Review shows pharmaceutical therapies targeting microglia are on the rise

Even with modern medicine, treating brain diseases like Alzheimer’s, multiple sclerosis, schizophrenia, and major depression remains a challenging feat. One reason is that as we learn more about these brain disorders, the more we realize that multiple brain cells and signaling cascades are often affected at the same time.

One cell population, however, seems to be a hub of profound changes across diseases and disorders in the brain. Known as microglia, these are the resident immune cells of the central nervous system (CNS), though they do more than just defend against threats. Microglia also help with the development and function of other brain components, including neurons, astrocytes, and oligodendrocytes, and they support our synapses. Due to their broad functions, microglial cells are the target of many pharmacological therapies for disease prevention, diagnosis, and resolution.

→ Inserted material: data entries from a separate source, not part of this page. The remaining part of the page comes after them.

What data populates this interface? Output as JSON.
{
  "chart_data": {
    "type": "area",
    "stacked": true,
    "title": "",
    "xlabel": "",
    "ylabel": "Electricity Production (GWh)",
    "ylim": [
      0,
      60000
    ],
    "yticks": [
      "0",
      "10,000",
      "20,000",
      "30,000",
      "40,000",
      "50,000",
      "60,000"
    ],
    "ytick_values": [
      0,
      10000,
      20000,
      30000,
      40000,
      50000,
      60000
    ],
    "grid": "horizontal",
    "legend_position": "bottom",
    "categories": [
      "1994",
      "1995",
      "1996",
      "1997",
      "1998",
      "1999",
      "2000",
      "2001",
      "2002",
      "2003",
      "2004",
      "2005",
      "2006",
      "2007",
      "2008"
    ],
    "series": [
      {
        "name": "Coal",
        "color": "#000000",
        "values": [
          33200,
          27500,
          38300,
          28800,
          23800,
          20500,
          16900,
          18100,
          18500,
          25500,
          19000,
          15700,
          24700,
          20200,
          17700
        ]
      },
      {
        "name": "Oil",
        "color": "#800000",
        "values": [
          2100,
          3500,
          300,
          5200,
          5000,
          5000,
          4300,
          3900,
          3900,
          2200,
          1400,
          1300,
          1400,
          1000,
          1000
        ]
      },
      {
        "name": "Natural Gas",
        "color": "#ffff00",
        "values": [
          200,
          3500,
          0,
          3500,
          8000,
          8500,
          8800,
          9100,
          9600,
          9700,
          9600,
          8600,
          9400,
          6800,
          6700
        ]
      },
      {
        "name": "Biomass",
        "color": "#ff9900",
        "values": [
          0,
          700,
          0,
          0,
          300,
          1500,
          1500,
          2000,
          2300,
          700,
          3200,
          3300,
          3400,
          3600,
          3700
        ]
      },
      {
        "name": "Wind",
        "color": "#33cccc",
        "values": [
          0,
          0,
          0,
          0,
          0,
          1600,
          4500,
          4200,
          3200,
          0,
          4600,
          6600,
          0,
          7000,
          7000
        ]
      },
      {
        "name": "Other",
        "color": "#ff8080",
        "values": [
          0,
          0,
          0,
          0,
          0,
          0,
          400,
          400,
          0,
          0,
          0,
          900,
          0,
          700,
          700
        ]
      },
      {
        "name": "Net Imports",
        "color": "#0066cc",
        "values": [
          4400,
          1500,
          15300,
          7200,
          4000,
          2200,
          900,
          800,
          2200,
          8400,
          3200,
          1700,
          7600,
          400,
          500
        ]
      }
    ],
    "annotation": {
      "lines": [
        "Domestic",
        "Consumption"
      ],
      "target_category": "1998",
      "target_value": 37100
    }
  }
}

In their newly published review in Trends in Pharmacological Sciences, Eva Šimončičovà and Elisa Gonçalves de Andrade (Tremblay Lab) examine the changes in research for pharmaceutical therapies targeting microglia and discuss what the future holds for this field.


While broadly inhibiting brain inflammation (to which microglia are considered major contributors) seemed like an effective approach to treat the symptoms of numerous CNS diseases in the past, the co-authors found that the picture is more complex these days. Research increasingly shows the microglial population is comprised of diverse cellular states and subtypes that may vary in their gene expression profile, metabolism, and functions. This diversity could mean microglia play both positive and negative roles across pathological conditions, and pharmaceutical therapies could selectively target these differences to prevent or treat CNS diseases.

Along with summarizing the current areas of opportunity for these therapies, Šimončičovà and Gonçalves de Andrade also emphasize in their review the need to strive for a greater specificity to advance the efficacy of such microglial treatments.